24. August 2010

Handwerk: Langzeiterkrankungen nehmen weiter zu

Bei einem unveränderten Krankenstand von 4,3 Prozent setzten sich die Trends der vergangenen Jahre in der Gesundheitssituation des Handwerks auch im ersten Halbjahr 2010 fort: Psychische Erkrankungen und Muskel- und Skelettkrankheiten sind weiter auf dem Vormarsch. Dadurch nimmt auch die Zahl der Langzeiterkrankungen (über 42 Tage) zu. Durchschnittlich fehlte ein kranker IKK-Versicherter in Baden-Württemberg und Hessen im 1. Halbjahr 2010 mit 15,8 Tagen über einen Tag länger als 2006, dem Jahr des historisch geringsten Krankenstands.

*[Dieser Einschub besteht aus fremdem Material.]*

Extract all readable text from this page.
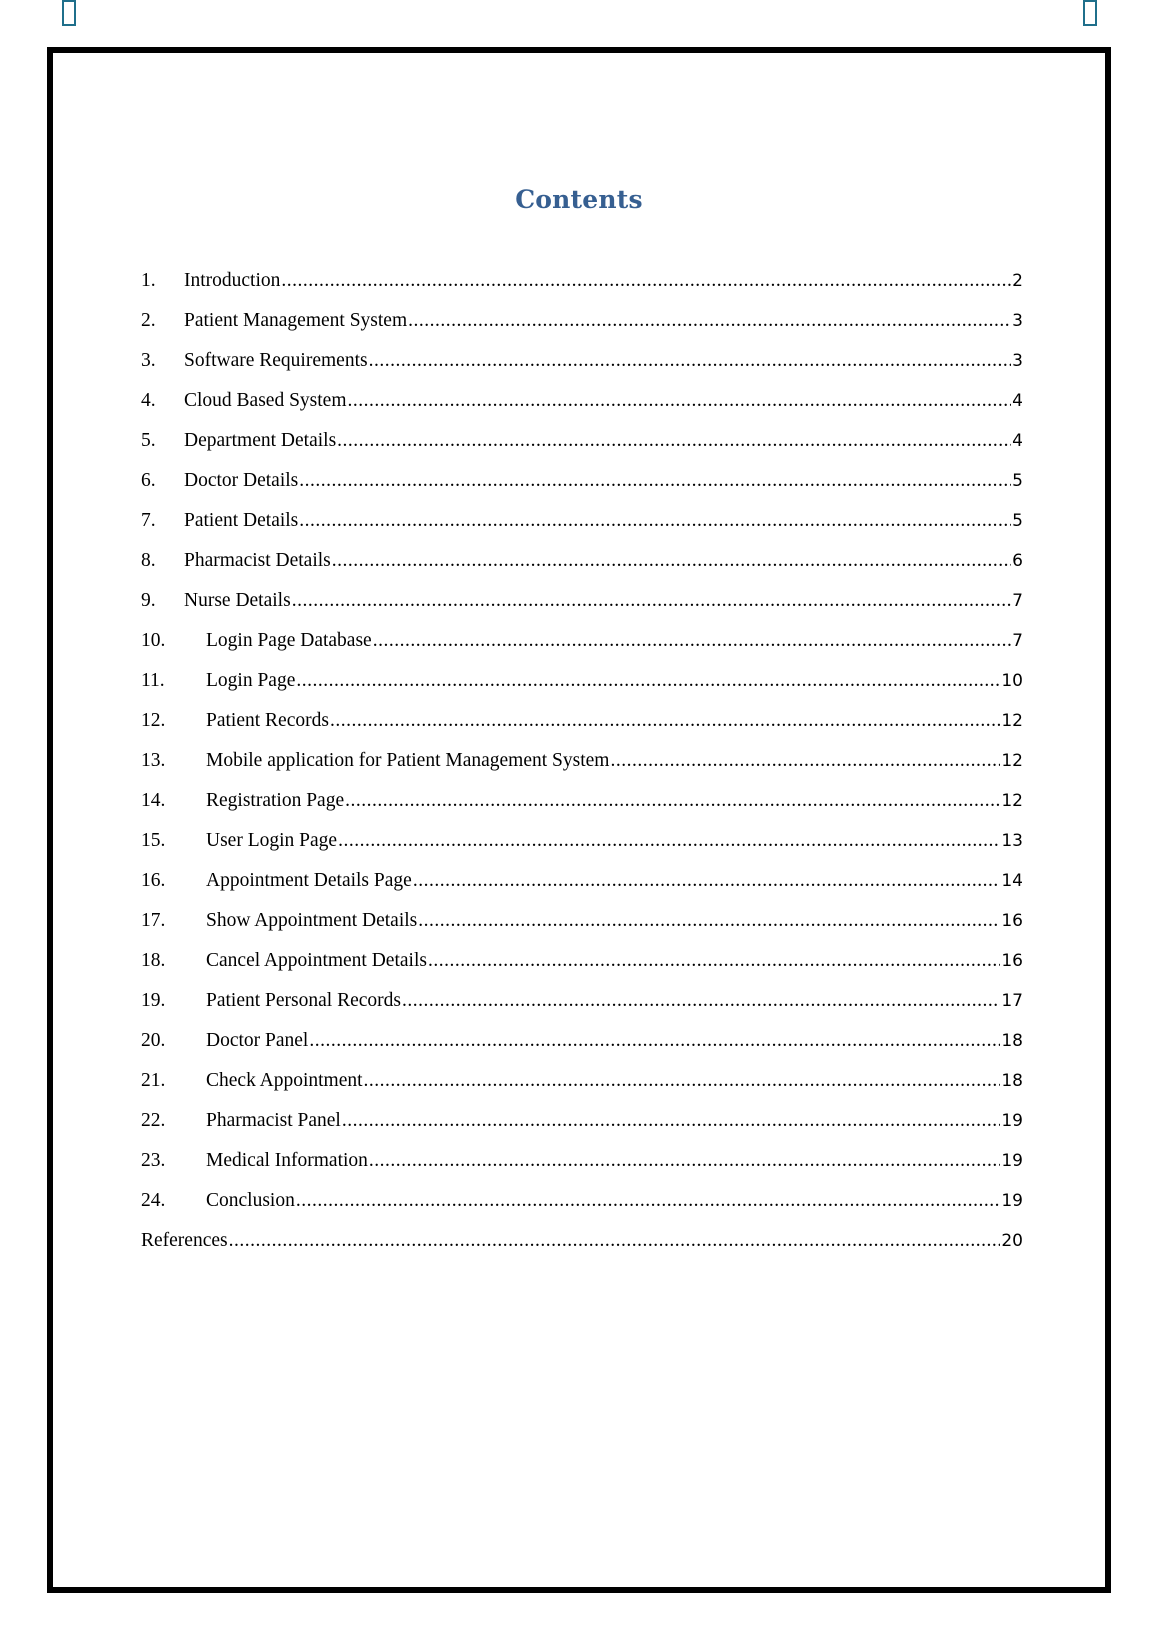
Contents
1.	Introduction .....	2
2.	Patient Management System .....	3
3.	Software Requirements .....	3
4.	Cloud Based System .....	4
5.	Department Details .....	4
6.	Doctor Details .....	5
7.	Patient Details .....	5
8.	Pharmacist Details .....	6
9.	Nurse Details .....	7
10.	Login Page Database .....	7
11.	Login Page .....	10
12.	Patient Records .....	12
13.	Mobile application for Patient Management System .....	12
14.	Registration Page .....	12
15.	User Login Page .....	13
16.	Appointment Details Page .....	14
17.	Show Appointment Details .....	16
18.	Cancel Appointment Details .....	16
19.	Patient Personal Records .....	17
20.	Doctor Panel .....	18
21.	Check Appointment .....	18
22.	Pharmacist Panel .....	19
23.	Medical Information .....	19
24.	Conclusion .....	19
References .....	20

Muskel- und Skeletterkrankungen – und darunter insbesondere Rückenbeschwerden – sind nach den Auswertungen der IKK Classic die Ursache von 27,7 Prozent der Krankheitstage – mit weiter steigender Tendenz, wie Albrecht Mayer, Vorstandsmitglied der IKK Classic, prognostiziert. Denn diese Krankheitsformen betreffen überdurchschnittlich viele ältere Arbeitnehmer: Bei den 50- bis 59-Jährigen machen sie rund ein Drittel und bei den über 59-Jährigen 41 Prozent aller Fehltage aus. Mit dem demographischen Wandel werden diese Altersgruppen in den kommenden Jahren auch im Handwerk in Baden-Württemberg und Hessen immer größer.


Mayer sieht zwei Ansatzpunkte, um diese Situation zu bewältigen: Das Betriebliche Gesundheitsmanagement und in besonderem Maß die individuelle Vorsorge jedes einzelnen Beschäftigten. In beiden Bereichen bietet die IKK Classic vielfältige Möglichkeiten – von der Arbeitsplatzanalyse im Betrieb bis hin zu individuellen Trainings zu Stressbewältigung, Ausgleichssport oder Ernährung. IKK-Versicherte werden im Rahmen eines Bonusprogramms für ihr gesundheitsbewusstes Verhalten zusätzlich belohnt.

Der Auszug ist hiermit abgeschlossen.